Compare Confidence Intervals

We then compare the confidence intervals for week 5 and week 25 to see if there are any changes in Biden’s net approval rate.

net_approval_5_25 <- net_approval %>% 
  filter(week %in% c(5, 25)) %>% 
  mutate(
    ci_width = upper_ci - lower_ci) %>% 
  select(week, lower_ci, upper_ci, ci_width)

net_approval_5_25 %>% 
  knitr::kable(bootstrap_options = c ("striped","hover","condensed","responsive")) %>%
  kableExtra::kable_styling()
week lower_ci upper_ci ci_width
5 -15.0 51.7 66.72
25 3.6 10.5 6.85

Analysis of the difference

From the results, we can clearly see that the confidence interval for Biden’s net approval rate has been narrower from week 5 to week 25.

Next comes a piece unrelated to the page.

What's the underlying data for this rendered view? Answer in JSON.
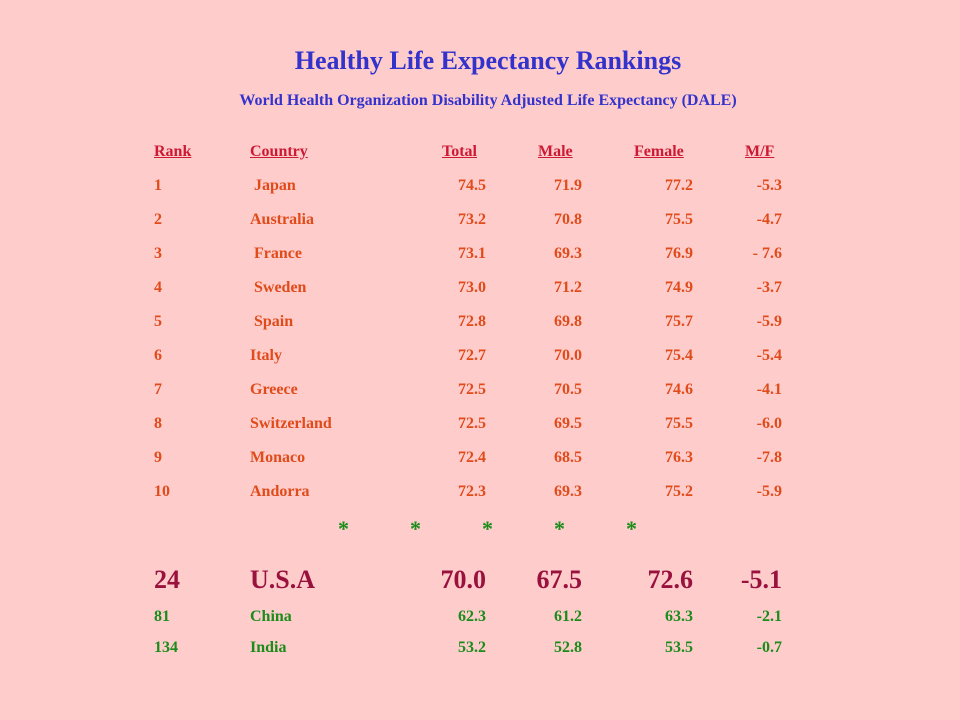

The standard deviation in approval ratings is much larger in week 5 than in week 25, which generates a higher standard error and consequently a wider confidence interval. We assume this is because as after Biden has been elected for a longer period of time in week 25 (almost half a year), voters would become more clear about their approval or disapproval to the president. After Americans took over 25-week time to evaluate their newly elected president, they would probably have a clearer attitude towards Biden’s policy changes, administration and national strategies. These clearer perceptions then result in this decreasing variance in approval ratings, consequently a lower standard deviation and ultimately more narrow confidence intervals.